Pois aqui estou a dá-la, caro professor. Começo por dizer que o seu "mail" me fez recuar cerca de 35 anos. Voltei ao Liceu Pedro Nunes e, bem ao longe, ouvi a voz da minha notável professora de Inglês, Maria do Céu Saraiva Jorge, a entrar na sala de aula: "Open all the windows! Put the blinds up! What a beautiful day, today"; ou senti o murmúrio da minha professora de Filosofia, Maria Luísa Guerra, a segredar-nos: "Olhem lá para fora, tentem compreender o mundo, não fiquem agarrados a esse velho compêndio de Filosofia..."
Sei que a escola de hoje é bem diferente. Na altura, éramos uns privilegiados, pois muitos ficavam pela quarta classe. Os que permaneciam não faziam grandes contas à vida, nem pensavam em agredir os professores. Havia indisciplina, claro, mas não existia a intenção de magoar quem nos dava aulas. Os pais e os docentes tinham autoridade, às vezes à custa da força. O professor do Secundário tinha prestígio cultural e era uma figura de referência na comunidade. Hoje é tudo tão diferente que nem se deve comparar: a escola é para todos, as turmas são heterogéneas e podem ter meninos com fome e maus tratos, o professor deixou de ser a única fonte de conhecimento, os pais estão inseguros na sua forma de educar. A indisciplina é tão grande que muitas aulas não são dadas, ou são ministradas a medo, sem cumprir objectivos mínimos. A escola transformou-se, para os professores, numa arena de burocracia sem sentido, onde quase ninguém se sente bem.

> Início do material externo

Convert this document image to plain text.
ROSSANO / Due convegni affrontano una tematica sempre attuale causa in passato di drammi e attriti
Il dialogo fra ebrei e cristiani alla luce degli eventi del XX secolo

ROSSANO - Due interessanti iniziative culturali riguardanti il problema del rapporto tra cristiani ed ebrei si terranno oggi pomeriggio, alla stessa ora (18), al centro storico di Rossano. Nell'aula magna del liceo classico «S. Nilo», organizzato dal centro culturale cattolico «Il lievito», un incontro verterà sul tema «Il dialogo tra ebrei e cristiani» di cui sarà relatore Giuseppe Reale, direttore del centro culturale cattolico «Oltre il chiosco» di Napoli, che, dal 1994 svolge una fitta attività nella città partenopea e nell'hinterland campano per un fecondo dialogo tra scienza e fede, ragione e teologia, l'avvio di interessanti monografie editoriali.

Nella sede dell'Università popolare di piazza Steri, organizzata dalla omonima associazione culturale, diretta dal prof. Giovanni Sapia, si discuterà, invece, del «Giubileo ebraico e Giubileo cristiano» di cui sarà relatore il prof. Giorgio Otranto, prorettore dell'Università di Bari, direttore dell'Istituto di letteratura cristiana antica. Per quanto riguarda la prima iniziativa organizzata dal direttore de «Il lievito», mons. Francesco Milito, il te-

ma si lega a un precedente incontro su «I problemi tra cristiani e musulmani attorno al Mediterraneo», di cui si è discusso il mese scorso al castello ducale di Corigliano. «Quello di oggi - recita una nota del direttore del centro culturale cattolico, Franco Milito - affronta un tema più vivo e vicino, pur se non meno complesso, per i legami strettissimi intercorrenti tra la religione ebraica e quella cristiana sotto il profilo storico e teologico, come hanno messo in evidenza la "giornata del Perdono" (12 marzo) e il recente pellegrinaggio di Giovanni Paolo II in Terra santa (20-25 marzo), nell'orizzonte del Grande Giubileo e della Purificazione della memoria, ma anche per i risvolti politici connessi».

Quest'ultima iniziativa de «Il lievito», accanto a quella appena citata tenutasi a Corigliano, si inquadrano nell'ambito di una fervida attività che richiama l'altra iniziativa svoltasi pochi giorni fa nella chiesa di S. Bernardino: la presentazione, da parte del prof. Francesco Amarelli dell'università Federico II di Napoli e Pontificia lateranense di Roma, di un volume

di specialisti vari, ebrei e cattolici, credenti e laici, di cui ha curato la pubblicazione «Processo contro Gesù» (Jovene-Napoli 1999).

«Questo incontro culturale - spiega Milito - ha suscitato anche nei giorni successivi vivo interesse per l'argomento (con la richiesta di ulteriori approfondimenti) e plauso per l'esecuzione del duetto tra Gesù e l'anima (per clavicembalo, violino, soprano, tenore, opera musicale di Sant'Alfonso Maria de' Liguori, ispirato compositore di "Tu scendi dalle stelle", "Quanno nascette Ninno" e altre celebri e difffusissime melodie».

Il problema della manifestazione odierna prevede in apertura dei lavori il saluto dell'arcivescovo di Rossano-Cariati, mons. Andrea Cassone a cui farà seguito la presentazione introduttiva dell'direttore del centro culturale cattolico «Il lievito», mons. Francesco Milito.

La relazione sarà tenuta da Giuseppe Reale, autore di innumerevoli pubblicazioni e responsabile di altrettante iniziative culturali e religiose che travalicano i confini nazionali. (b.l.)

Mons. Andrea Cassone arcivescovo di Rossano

O futuro, contudo, nunca poderá estar nos "vidros foscos". Pensar que isolamento do exterior poderá conduzir a melhor concentração é errado. Os alunos sempre terão piores resultados nas disciplinas dos professores de quem não gostam, ou que sentem que não gostam deles. Educar é a pessoa dar-se como modelo, ser educado é a pessoa crescer e evoluir de maneira a constituir-se ela mesma como modelo. Por isso, o aluno cresce emocionalmente se conseguir ver naquele professor alguém que quer imitar, uma pessoa com quem faz sentido ser parecido "quando for grande": quanto mais o jovem for imaturo ou instável, mais crucial será este trabalho de identificação aluno-mestre. Esta relação entre duas pessoas é a base do êxito na sala de aula e pode ser conseguida através da confiança e do respeito mútuo, partindo da diversidade que caracteriza a escola de hoje.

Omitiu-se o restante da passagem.